Die Großen Vier: Notenbanken schreiten zur Tat

Das Gebäude der Federal Reserve Bank in Washington.

Das Gebäude der Federal Reserve Bank in Washington.

Bis Ende nächster Woche jagt quasi eine Notenbank-Sitzung die andere. Bei drei der "Großen Vier“ stehen Entscheidungen an. Welche Zinsentscheidungen dabei getroffen werden könnten.

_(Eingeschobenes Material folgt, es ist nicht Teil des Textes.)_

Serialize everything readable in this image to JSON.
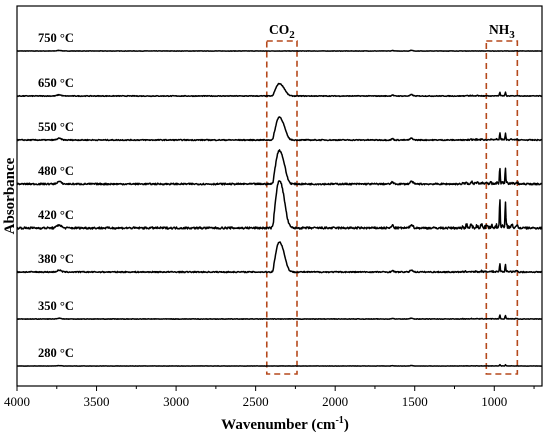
{
  "chart_data": {
    "type": "line",
    "xlabel": "Wavenumber (cm-1)",
    "xlabel_main": "Wavenumber (cm",
    "xlabel_sup": "-1",
    "xlabel_close": ")",
    "ylabel": "Absorbance",
    "xlim": [
      4000,
      700
    ],
    "x_ticks": [
      "4000",
      "3500",
      "3000",
      "2500",
      "2000",
      "1500",
      "1000"
    ],
    "x_tick_values": [
      4000,
      3500,
      3000,
      2500,
      2000,
      1500,
      1000
    ],
    "y_ticks": "none",
    "grid": false,
    "legend": "none",
    "line_color": "#000000",
    "region_color": "#b5491c",
    "series": [
      {
        "name": "750 °C",
        "co2": 0.0,
        "nh3": 0.0,
        "noise": 0.3
      },
      {
        "name": "650 °C",
        "co2": 0.35,
        "nh3": 0.15,
        "noise": 0.6
      },
      {
        "name": "550 °C",
        "co2": 0.65,
        "nh3": 0.25,
        "noise": 0.8
      },
      {
        "name": "480 °C",
        "co2": 0.95,
        "nh3": 0.6,
        "noise": 1.2
      },
      {
        "name": "420 °C",
        "co2": 1.35,
        "nh3": 1.0,
        "noise": 1.6
      },
      {
        "name": "380 °C",
        "co2": 0.85,
        "nh3": 0.3,
        "noise": 0.9
      },
      {
        "name": "350 °C",
        "co2": 0.0,
        "nh3": 0.15,
        "noise": 0.4
      },
      {
        "name": "280 °C",
        "co2": 0.0,
        "nh3": 0.05,
        "noise": 0.2
      }
    ],
    "annotations": [
      {
        "label_main": "CO",
        "label_sub": "2",
        "x_range": [
          2430,
          2240
        ]
      },
      {
        "label_main": "NH",
        "label_sub": "3",
        "x_range": [
          1050,
          855
        ]
      }
    ]
  }
}
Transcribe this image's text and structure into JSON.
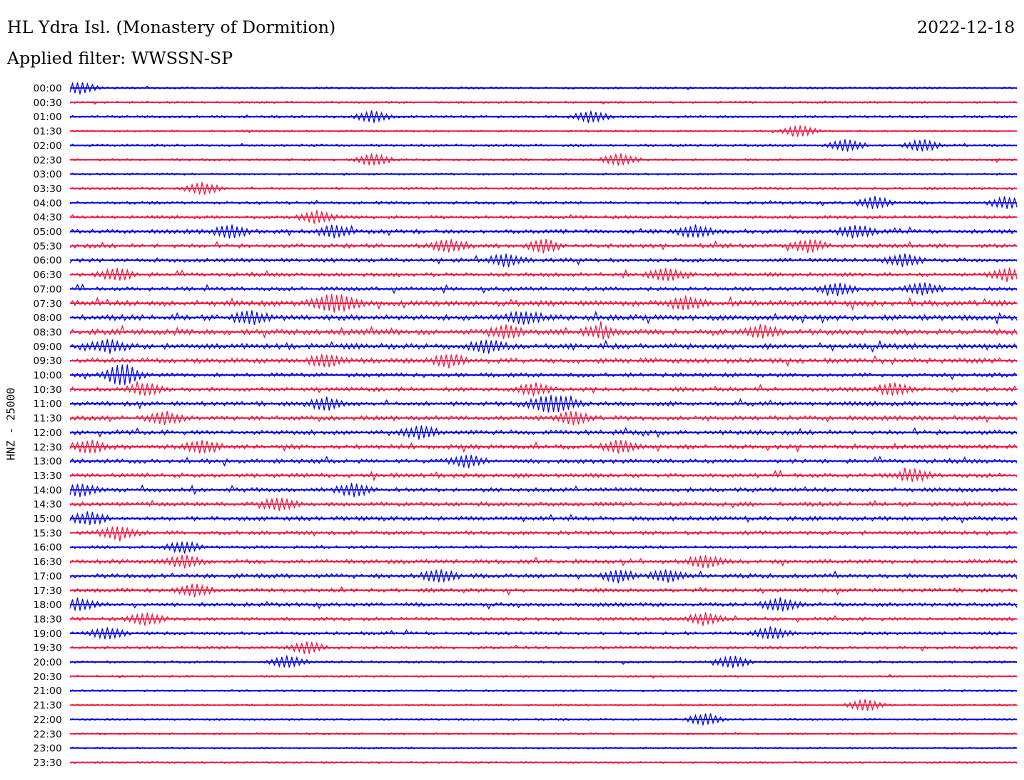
{
  "header": {
    "station": "HL Ydra Isl. (Monastery of Dormition)",
    "date": "2022-12-18",
    "filter": "Applied filter: WWSSN-SP"
  },
  "axis": {
    "ylabel": "HNZ - 25000"
  },
  "colors": {
    "even_row": "#0000e6",
    "odd_row": "#f0143c",
    "text": "#000000"
  },
  "chart_data": {
    "type": "line",
    "title": "HL Ydra Isl. (Monastery of Dormition)",
    "subtitle": "Applied filter: WWSSN-SP",
    "ylabel": "HNZ - 25000",
    "xlabel": "",
    "row_minutes": 30,
    "grid": false,
    "rows": [
      {
        "label": "00:00",
        "activity": 0.15,
        "events": [
          0.01
        ]
      },
      {
        "label": "00:30",
        "activity": 0.12,
        "events": []
      },
      {
        "label": "01:00",
        "activity": 0.2,
        "events": [
          0.32,
          0.55
        ]
      },
      {
        "label": "01:30",
        "activity": 0.1,
        "events": [
          0.77
        ]
      },
      {
        "label": "02:00",
        "activity": 0.2,
        "events": [
          0.82,
          0.9
        ]
      },
      {
        "label": "02:30",
        "activity": 0.18,
        "events": [
          0.32,
          0.58
        ]
      },
      {
        "label": "03:00",
        "activity": 0.1,
        "events": []
      },
      {
        "label": "03:30",
        "activity": 0.2,
        "events": [
          0.14
        ]
      },
      {
        "label": "04:00",
        "activity": 0.3,
        "events": [
          0.85,
          0.99
        ]
      },
      {
        "label": "04:30",
        "activity": 0.35,
        "events": [
          0.26
        ]
      },
      {
        "label": "05:00",
        "activity": 0.55,
        "events": [
          0.17,
          0.28,
          0.66,
          0.83
        ]
      },
      {
        "label": "05:30",
        "activity": 0.55,
        "events": [
          0.4,
          0.5,
          0.78
        ]
      },
      {
        "label": "06:00",
        "activity": 0.5,
        "events": [
          0.46,
          0.88
        ]
      },
      {
        "label": "06:30",
        "activity": 0.5,
        "events": [
          0.05,
          0.63,
          0.99
        ]
      },
      {
        "label": "07:00",
        "activity": 0.5,
        "events": [
          0.81,
          0.9
        ]
      },
      {
        "label": "07:30",
        "activity": 0.8,
        "events": [
          0.27,
          0.29,
          0.65
        ]
      },
      {
        "label": "08:00",
        "activity": 0.8,
        "events": [
          0.19,
          0.48
        ]
      },
      {
        "label": "08:30",
        "activity": 0.8,
        "events": [
          0.46,
          0.56,
          0.73
        ]
      },
      {
        "label": "09:00",
        "activity": 0.8,
        "events": [
          0.04,
          0.44
        ]
      },
      {
        "label": "09:30",
        "activity": 0.7,
        "events": [
          0.27,
          0.4
        ]
      },
      {
        "label": "10:00",
        "activity": 0.5,
        "events": [
          0.05,
          0.06
        ]
      },
      {
        "label": "10:30",
        "activity": 0.55,
        "events": [
          0.08,
          0.49,
          0.87
        ]
      },
      {
        "label": "11:00",
        "activity": 0.6,
        "events": [
          0.27,
          0.5,
          0.52
        ]
      },
      {
        "label": "11:30",
        "activity": 0.6,
        "events": [
          0.1,
          0.53
        ]
      },
      {
        "label": "12:00",
        "activity": 0.6,
        "events": [
          0.37
        ]
      },
      {
        "label": "12:30",
        "activity": 0.6,
        "events": [
          0.02,
          0.14,
          0.58
        ]
      },
      {
        "label": "13:00",
        "activity": 0.55,
        "events": [
          0.42
        ]
      },
      {
        "label": "13:30",
        "activity": 0.55,
        "events": [
          0.89
        ]
      },
      {
        "label": "14:00",
        "activity": 0.55,
        "events": [
          0.01,
          0.3
        ]
      },
      {
        "label": "14:30",
        "activity": 0.55,
        "events": [
          0.22
        ]
      },
      {
        "label": "15:00",
        "activity": 0.55,
        "events": [
          0.02
        ]
      },
      {
        "label": "15:30",
        "activity": 0.5,
        "events": [
          0.05
        ]
      },
      {
        "label": "16:00",
        "activity": 0.3,
        "events": [
          0.12
        ]
      },
      {
        "label": "16:30",
        "activity": 0.55,
        "events": [
          0.12,
          0.67
        ]
      },
      {
        "label": "17:00",
        "activity": 0.55,
        "events": [
          0.39,
          0.58,
          0.63
        ]
      },
      {
        "label": "17:30",
        "activity": 0.5,
        "events": [
          0.13
        ]
      },
      {
        "label": "18:00",
        "activity": 0.5,
        "events": [
          0.01,
          0.75
        ]
      },
      {
        "label": "18:30",
        "activity": 0.4,
        "events": [
          0.08,
          0.67
        ]
      },
      {
        "label": "19:00",
        "activity": 0.35,
        "events": [
          0.04,
          0.74
        ]
      },
      {
        "label": "19:30",
        "activity": 0.3,
        "events": [
          0.25
        ]
      },
      {
        "label": "20:00",
        "activity": 0.2,
        "events": [
          0.23,
          0.7
        ]
      },
      {
        "label": "20:30",
        "activity": 0.1,
        "events": []
      },
      {
        "label": "21:00",
        "activity": 0.12,
        "events": []
      },
      {
        "label": "21:30",
        "activity": 0.1,
        "events": [
          0.84
        ]
      },
      {
        "label": "22:00",
        "activity": 0.1,
        "events": [
          0.67
        ]
      },
      {
        "label": "22:30",
        "activity": 0.1,
        "events": []
      },
      {
        "label": "23:00",
        "activity": 0.08,
        "events": []
      },
      {
        "label": "23:30",
        "activity": 0.08,
        "events": []
      }
    ]
  }
}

Bei den Notenbanken stehen Zinsentscheidungen an. Die Geldpolitik wird dabei auf das britische Referendum zum Ausstieg aus der EU reagieren. Das weltweit immer noch eher schwache Wachstum soll unterstützt werden, gleichzeitig wollen aber zumindest die Amerikaner den langsamen Ausstieg aus dem Krisen-Modus vorantreiben. Wer wann welchen Schritt setzen könnte, lesen Sie im Anschluss.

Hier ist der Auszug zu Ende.